Un répit d’août, mais à petite échelle
Après un mois de juillet marqué par une hausse sensible, les consommateurs de gaz bénéficieront d’un léger recul du prix repère au 1er août. D’après des calculs réalisés par Selectra à partir de la grille publiée par la Commission de régulation de l’énergie (CRE), la composante variable du tarif recule de 1,9 %. Concrètement, le kWh pour un foyer chauffé au gaz (profil B1) passera de 0,12766 € à 0,12527 € TTC. Pour les usages de cuisson et d’eau chaude (profil B0), il glissera de 0,16055 € à 0,15817 € TTC.
Cette détente reste modérée au regard de l’augmentation intervenue au 1er juillet. Elle allège pourtant un peu la facture: pour un ménage consommant 11 200 kWh/an, la dépense annuelle baisserait d’environ 27 €, soit de 1 789 € à 1 763 €. Rapporté à un budget mensuel, le gain dépasse à peine quelques euros, loin de compenser la hausse précédente, estimée autour de 125 € sur un an pour un foyer type.
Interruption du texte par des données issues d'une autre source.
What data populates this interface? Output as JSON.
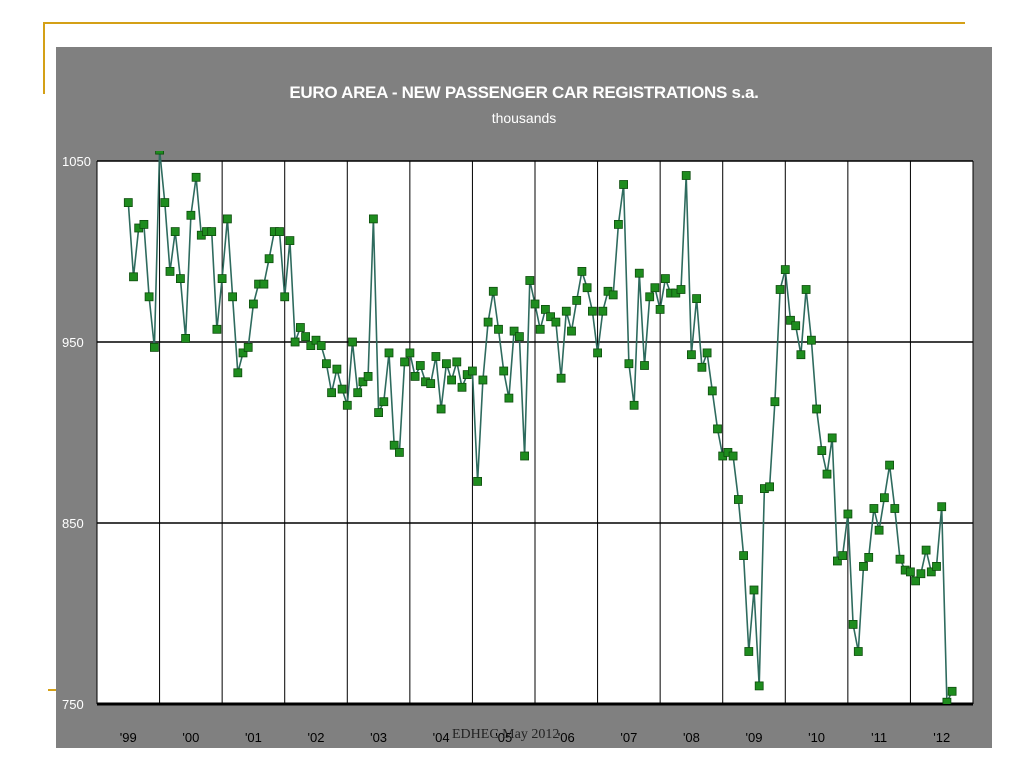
{
  "footer": "EDHEC May 2012",
  "chart_data": {
    "type": "line",
    "title": "EURO AREA - NEW PASSENGER CAR REGISTRATIONS s.a.",
    "subtitle": "thousands",
    "ylim": [
      750,
      1050
    ],
    "yticks": [
      750,
      850,
      950,
      1050
    ],
    "xlim": [
      1998.5,
      2012.5
    ],
    "xtick_labels": [
      "'99",
      "'00",
      "'01",
      "'02",
      "'03",
      "'04",
      "'05",
      "'06",
      "'07",
      "'08",
      "'09",
      "'10",
      "'11",
      "'12"
    ],
    "grid": true,
    "series": [
      {
        "name": "New passenger car registrations",
        "color": "#2e6b5e",
        "marker_color": "#1e8c1e",
        "start": 1999.0,
        "step_months": 1,
        "values": [
          1027,
          986,
          1013,
          1015,
          975,
          947,
          1056,
          1027,
          989,
          1011,
          985,
          952,
          1020,
          1041,
          1009,
          1011,
          1011,
          957,
          985,
          1018,
          975,
          933,
          944,
          947,
          971,
          982,
          982,
          996,
          1011,
          1011,
          975,
          1006,
          950,
          958,
          953,
          948,
          951,
          948,
          938,
          922,
          935,
          924,
          915,
          950,
          922,
          928,
          931,
          1018,
          911,
          917,
          944,
          893,
          889,
          939,
          944,
          931,
          937,
          928,
          927,
          942,
          913,
          938,
          929,
          939,
          925,
          932,
          934,
          873,
          929,
          961,
          978,
          957,
          934,
          919,
          956,
          953,
          887,
          984,
          971,
          957,
          968,
          964,
          961,
          930,
          967,
          956,
          973,
          989,
          980,
          967,
          944,
          967,
          978,
          976,
          1015,
          1037,
          938,
          915,
          988,
          937,
          975,
          980,
          968,
          985,
          977,
          977,
          979,
          1042,
          943,
          974,
          936,
          944,
          923,
          902,
          887,
          889,
          887,
          863,
          832,
          779,
          813,
          760,
          869,
          870,
          917,
          979,
          990,
          962,
          959,
          943,
          979,
          951,
          913,
          890,
          877,
          897,
          829,
          832,
          855,
          794,
          779,
          826,
          831,
          858,
          846,
          864,
          882,
          858,
          830,
          824,
          823,
          818,
          822,
          835,
          823,
          826,
          859,
          751,
          757
        ]
      }
    ]
  }
}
Pourquoi le prix repère bouge en août
Le mécanisme de calcul du prix repère explique ce décalage temporel. La CRE intègre, avec un retard d’environ deux mois, les coûts d’approvisionnement observés sur les marchés de gros. Or, ces marchés se sont détendus en juin, ce qui fait refluer en août la composante « fourniture » de la référence. À l’inverse, les coûts d’acheminement, relevés au 1er juillet, ne varient pas au 1er août et continuent de peser sur la facture finale.
Depuis la disparition des tarifs réglementés en juillet 2023, ce prix repère sert de référence à de nombreux fournisseurs pour bâtir leurs offres. La baisse d’août jouera donc, de façon hétérogène selon les contrats, comme un indicateur de détente sur la partie énergie, sans effet sur l’abonnement, qui demeure inchangé.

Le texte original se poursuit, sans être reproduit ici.